Years of failure by the Lib Dem and the previous Labour council to properly maintain and care for our park resulted in it falling into disrepair.
Nonetheless, the park was still loved and used daily by the community and in the evenings by Clerkenwell Detached Youth Project, which successfully assisted in reducing anti-social behaviour suffered by residents of surrounding streets and estates. I presume this is what Matthew Humphreys means by his derogatory description of the park and its users as a “former no-go dumping area”,
Following wide local consultation, tenants’ representatives had for a decade lobbied for improvements and even worked with a local architect to come up with designs of what they wanted, with the work to be carried out in phases, if and when funding became available.
Local Lib Dem councillors, with EC1 New Deal funding, had different plans for the park. A steering group dominated by a highly-paid EC1 consultant, Lib Dem councillors and council officers was set up by EC1 New Deal. Residents, including representatives of Finsbury estate, Greenwood House, Wilmington Square and Farringdon Street, rapidly found the plans formed by the residents’ consultation were dismissed as secondary to the EC1/Lib Dems’ “gentrification scheme” that was being pushed forward.
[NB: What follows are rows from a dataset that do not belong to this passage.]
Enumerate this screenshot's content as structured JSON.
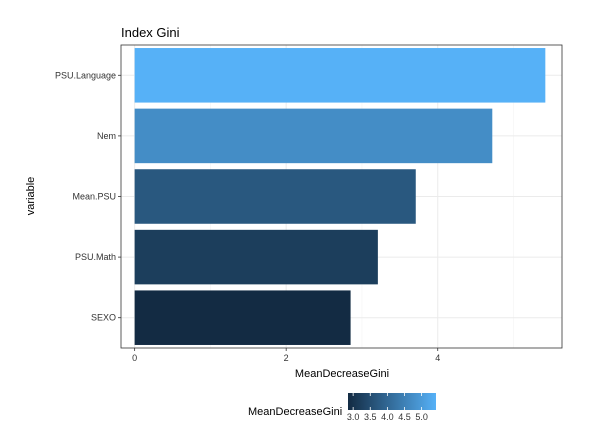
{
  "chart_data": {
    "type": "bar",
    "orientation": "horizontal",
    "title": "Index Gini",
    "xlabel": "MeanDecreaseGini",
    "ylabel": "variable",
    "categories": [
      "PSU.Language",
      "Nem",
      "Mean.PSU",
      "PSU.Math",
      "SEXO"
    ],
    "values": [
      5.42,
      4.72,
      3.71,
      3.21,
      2.85
    ],
    "xlim": [
      -0.18,
      5.64
    ],
    "xticks": [
      0,
      2,
      4
    ],
    "grid": true,
    "legend": {
      "title": "MeanDecreaseGini",
      "placement": "bottom",
      "type": "colorbar",
      "range": [
        2.85,
        5.42
      ],
      "ticks": [
        3.0,
        3.5,
        4.0,
        4.5,
        5.0
      ],
      "tick_labels": [
        "3.0",
        "3.5",
        "4.0",
        "4.5",
        "5.0"
      ],
      "low_color": "#132B43",
      "high_color": "#56B1F7"
    }
  }
}
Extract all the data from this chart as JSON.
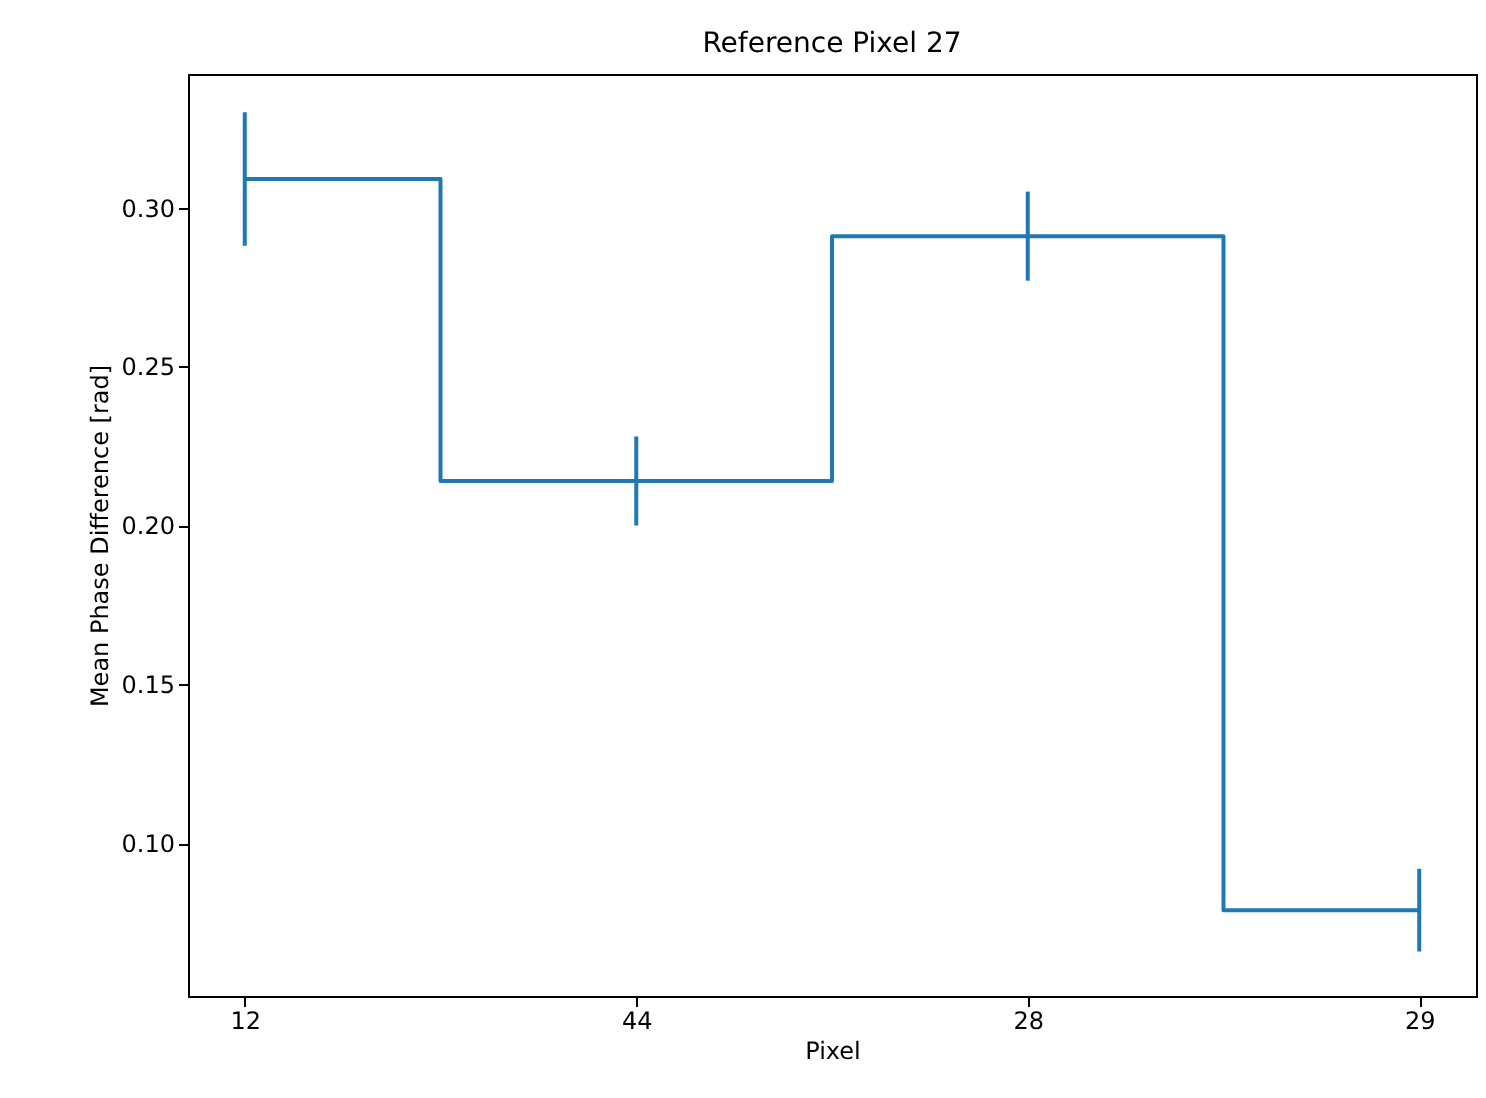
{
  "chart_data": {
    "type": "step",
    "title": "Reference Pixel 27",
    "xlabel": "Pixel",
    "ylabel": "Mean Phase Difference [rad]",
    "categories": [
      "12",
      "44",
      "28",
      "29"
    ],
    "series": [
      {
        "color": "#1f77b4",
        "values": [
          0.309,
          0.214,
          0.291,
          0.079
        ],
        "errors": [
          0.021,
          0.014,
          0.014,
          0.013
        ]
      }
    ],
    "ylim": [
      0.052,
      0.342
    ],
    "yticks": [
      {
        "value": 0.1,
        "label": "0.10"
      },
      {
        "value": 0.15,
        "label": "0.15"
      },
      {
        "value": 0.2,
        "label": "0.20"
      },
      {
        "value": 0.25,
        "label": "0.25"
      },
      {
        "value": 0.3,
        "label": "0.30"
      }
    ],
    "grid": false
  }
}
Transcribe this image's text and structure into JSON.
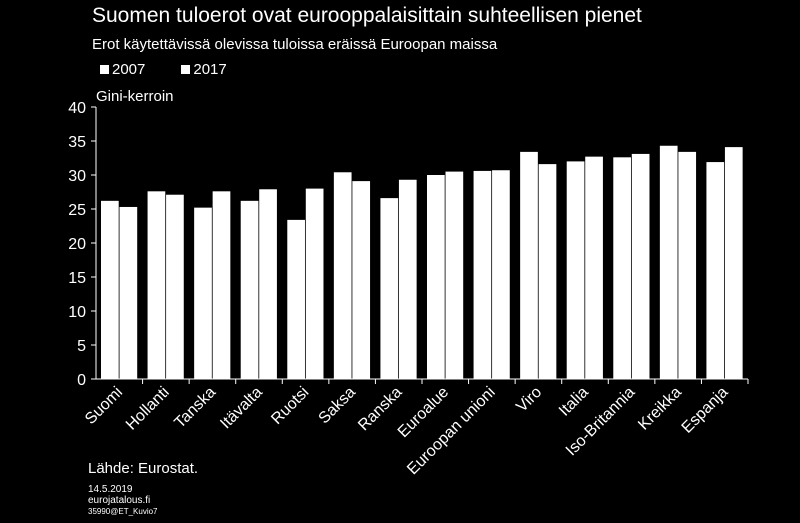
{
  "header": {
    "title": "Suomen tuloerot ovat eurooppalaisittain suhteellisen pienet",
    "subtitle": "Erot käytettävissä  olevissa tuloissa eräissä Euroopan maissa"
  },
  "legend": {
    "series_a": "2007",
    "series_b": "2017"
  },
  "footer": {
    "source": "Lähde: Eurostat.",
    "date": "14.5.2019",
    "site": "eurojatalous.fi",
    "code": "35990@ET_Kuvio7"
  },
  "colors": {
    "background": "#000000",
    "bars": "#ffffff",
    "axis": "#ffffff"
  },
  "chart_data": {
    "type": "bar",
    "ylabel": "Gini-kerroin",
    "ylim": [
      0,
      40
    ],
    "yticks": [
      0,
      5,
      10,
      15,
      20,
      25,
      30,
      35,
      40
    ],
    "grid": false,
    "legend_position": "top-left",
    "categories": [
      "Suomi",
      "Hollanti",
      "Tanska",
      "Itävalta",
      "Ruotsi",
      "Saksa",
      "Ranska",
      "Euroalue",
      "Euroopan unioni",
      "Viro",
      "Italia",
      "Iso-Britannia",
      "Kreikka",
      "Espanja"
    ],
    "series": [
      {
        "name": "2007",
        "values": [
          26.2,
          27.6,
          25.2,
          26.2,
          23.4,
          30.4,
          26.6,
          30.0,
          30.6,
          33.4,
          32.0,
          32.6,
          34.3,
          31.9
        ]
      },
      {
        "name": "2017",
        "values": [
          25.3,
          27.1,
          27.6,
          27.9,
          28.0,
          29.1,
          29.3,
          30.5,
          30.7,
          31.6,
          32.7,
          33.1,
          33.4,
          34.1
        ]
      }
    ]
  }
}
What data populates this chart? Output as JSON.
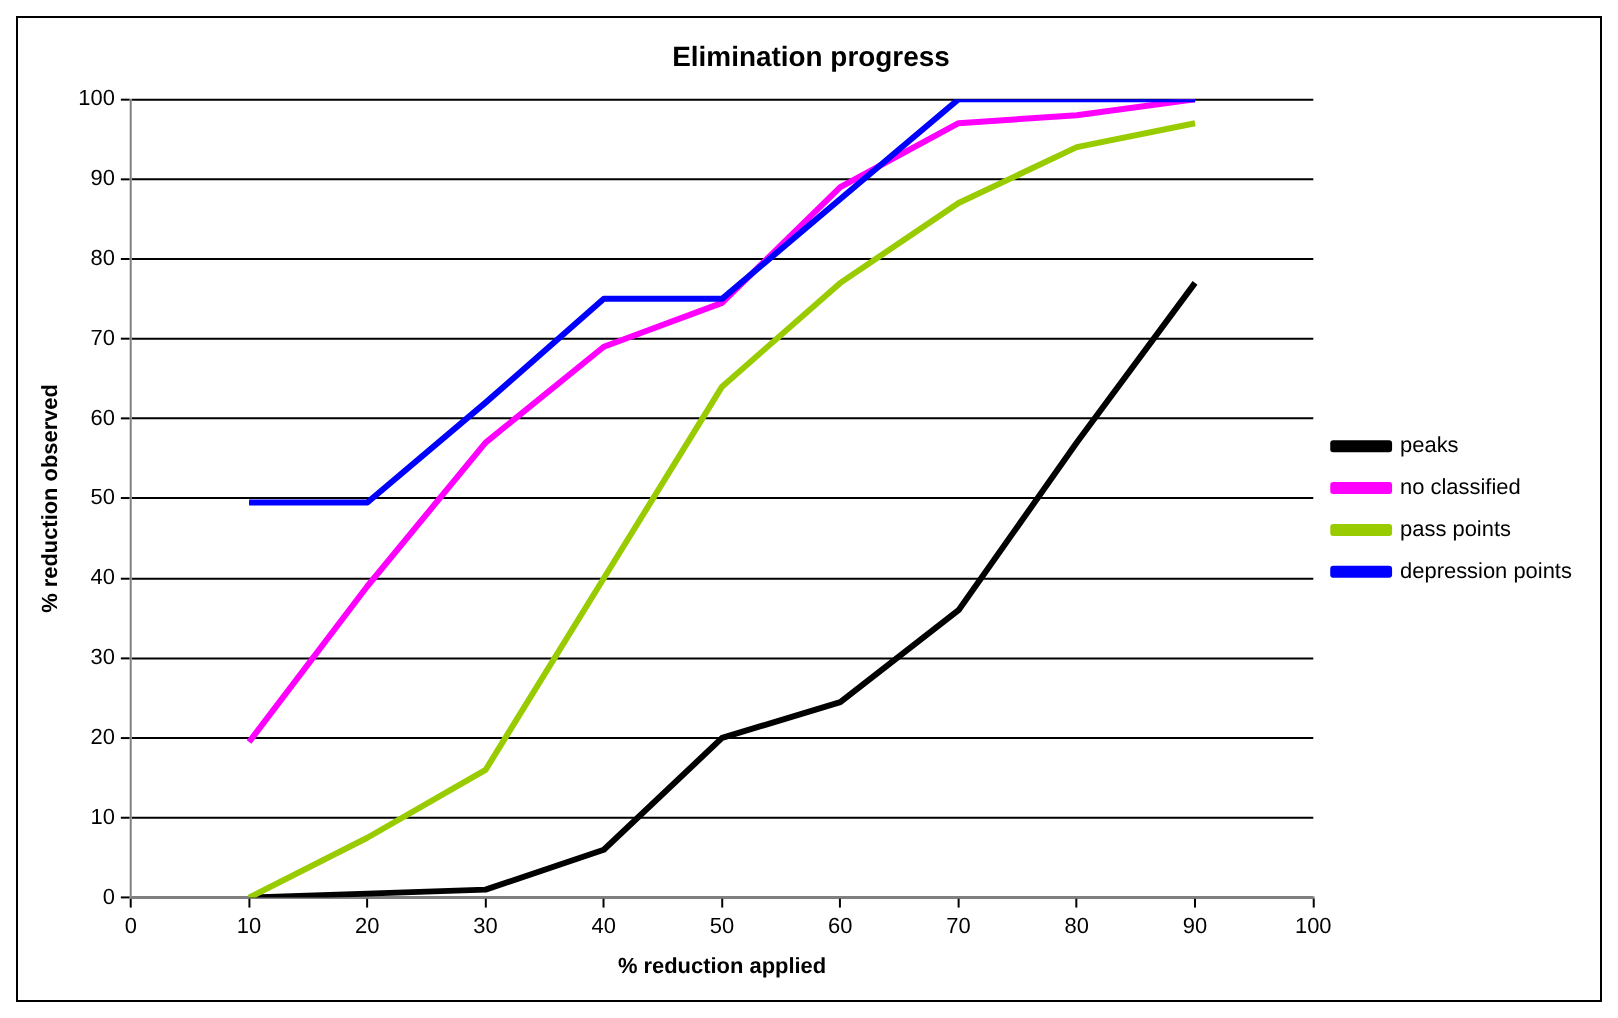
{
  "chart_data": {
    "type": "line",
    "title": "Elimination progress",
    "xlabel": "% reduction applied",
    "ylabel": "% reduction observed",
    "x": [
      10,
      20,
      30,
      40,
      50,
      60,
      70,
      80,
      90
    ],
    "series": [
      {
        "name": "peaks",
        "color": "#000000",
        "values": [
          0,
          0.5,
          1,
          6,
          20,
          24.5,
          36,
          57,
          77
        ]
      },
      {
        "name": "no classified",
        "color": "#ff00ff",
        "values": [
          19.5,
          39,
          57,
          69,
          74.5,
          89,
          97,
          98,
          100
        ]
      },
      {
        "name": "pass points",
        "color": "#99cc00",
        "values": [
          0,
          7.5,
          16,
          40,
          64,
          77,
          87,
          94,
          97
        ]
      },
      {
        "name": "depression points",
        "color": "#0000ff",
        "values": [
          49.5,
          49.5,
          62,
          75,
          75,
          87.5,
          100,
          100,
          100
        ]
      }
    ],
    "xlim": [
      0,
      100
    ],
    "xticks": [
      0,
      10,
      20,
      30,
      40,
      50,
      60,
      70,
      80,
      90,
      100
    ],
    "ylim": [
      0,
      100
    ],
    "yticks": [
      0,
      10,
      20,
      30,
      40,
      50,
      60,
      70,
      80,
      90,
      100
    ],
    "grid": "y",
    "legend": "right",
    "marker": "none",
    "line_style": "solid"
  }
}
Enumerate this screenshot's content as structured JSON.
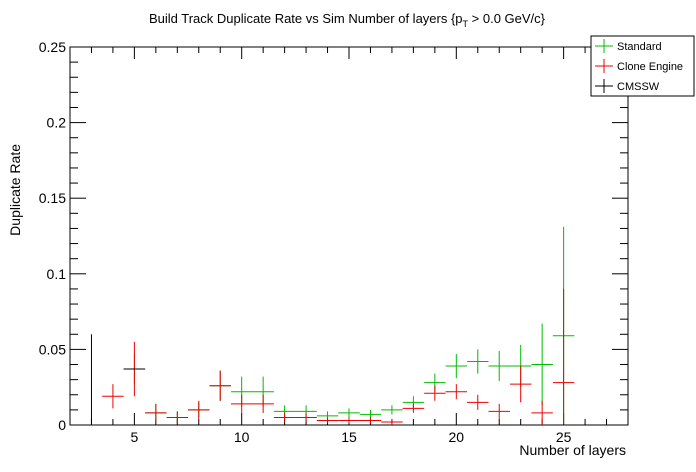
{
  "chart_data": {
    "type": "scatter",
    "title": {
      "pre": "Build Track Duplicate Rate vs Sim Number of layers {p",
      "sub": "T",
      "post": " > 0.0 GeV/c}"
    },
    "xlabel": "Number of layers",
    "ylabel": "Duplicate Rate",
    "xlim": [
      2,
      28
    ],
    "ylim": [
      0,
      0.25
    ],
    "x_ticks": [
      5,
      10,
      15,
      20,
      25
    ],
    "x_tick_labels": [
      "5",
      "10",
      "15",
      "20",
      "25"
    ],
    "y_ticks": [
      0,
      0.05,
      0.1,
      0.15,
      0.2,
      0.25
    ],
    "y_tick_labels": [
      "0",
      "0.05",
      "0.1",
      "0.15",
      "0.2",
      "0.25"
    ],
    "grid": false,
    "legend_position": "top-right",
    "series": [
      {
        "name": "Standard",
        "color": "#00bb00",
        "x": [
          5,
          6,
          7,
          8,
          9,
          10,
          11,
          12,
          13,
          14,
          15,
          16,
          17,
          18,
          19,
          20,
          21,
          22,
          23,
          24,
          25
        ],
        "y": [
          0.037,
          0.008,
          0.005,
          0.01,
          0.026,
          0.022,
          0.022,
          0.009,
          0.009,
          0.006,
          0.008,
          0.007,
          0.01,
          0.015,
          0.028,
          0.039,
          0.042,
          0.039,
          0.039,
          0.04,
          0.059
        ],
        "yerr": [
          0.01,
          0.006,
          0.004,
          0.005,
          0.01,
          0.01,
          0.01,
          0.004,
          0.004,
          0.003,
          0.003,
          0.003,
          0.003,
          0.004,
          0.006,
          0.008,
          0.008,
          0.01,
          0.014,
          0.027,
          0.072
        ]
      },
      {
        "name": "Clone Engine",
        "color": "#ee0000",
        "x": [
          4,
          5,
          6,
          7,
          8,
          9,
          10,
          11,
          12,
          13,
          14,
          15,
          16,
          17,
          18,
          19,
          20,
          21,
          22,
          23,
          24,
          25
        ],
        "y": [
          0.019,
          0.037,
          0.008,
          0.005,
          0.01,
          0.026,
          0.014,
          0.014,
          0.005,
          0.005,
          0.003,
          0.003,
          0.003,
          0.002,
          0.011,
          0.021,
          0.022,
          0.015,
          0.009,
          0.027,
          0.008,
          0.028
        ],
        "yerr": [
          0.008,
          0.018,
          0.006,
          0.004,
          0.006,
          0.01,
          0.006,
          0.006,
          0.003,
          0.003,
          0.002,
          0.002,
          0.002,
          0.002,
          0.003,
          0.005,
          0.005,
          0.005,
          0.005,
          0.012,
          0.008,
          0.062
        ]
      },
      {
        "name": "CMSSW",
        "color": "#000000",
        "x": [
          3,
          5,
          25
        ],
        "y": [
          0.0,
          0.037,
          0.0
        ],
        "yerr": [
          0.06,
          0.0,
          0.0
        ]
      }
    ]
  }
}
It became obvious there would be little left of the park and play scheme local people wanted and this led to the final disengagement of local input with the EC1 Spa Park group.
An entirely separate site (away from the main park) beside the polluted main thoroughfare has now been designed for Clerkenwell’s children, but I suppose that is what “gentrification” means – a final division of the community.
Mr Humphreys’ claim to having provided a “People’s Park”, which in fact is now dominated by wealthier and rather exclusive “people from surrounding luxury flats with no gardens” rather than the tower blocks and estate residents that used it previously is certainly something he will be remembered for, particularly as the EC1 regeneration £52million programme was awarded by the government to improve the lives of the poorest sections of this community.
In this case I believe it is proved he has failed dismally.
One can only wonder what Andy Murphy and the Lib Dems can still destroy in Clerkenwell/ Bunhill in the last five years of this programme, as their plans for “regenerating” the leisure centre and Ironmonger Row Baths are now in full swing (another plan previously rejected by the community). I forecast a similar “dismal failure” of no benefit to the poorest members of the community, but it will encourage developers to build more luxury flats, which will have their own private green to overlook.
HELEN CAGNONI
Address supplied, EC1
• “IN the bad old days we had people jumping off towers”. Is Matthew Humphreys seriously inferring that EC1 New Deal has reduced the suicide rate in the area?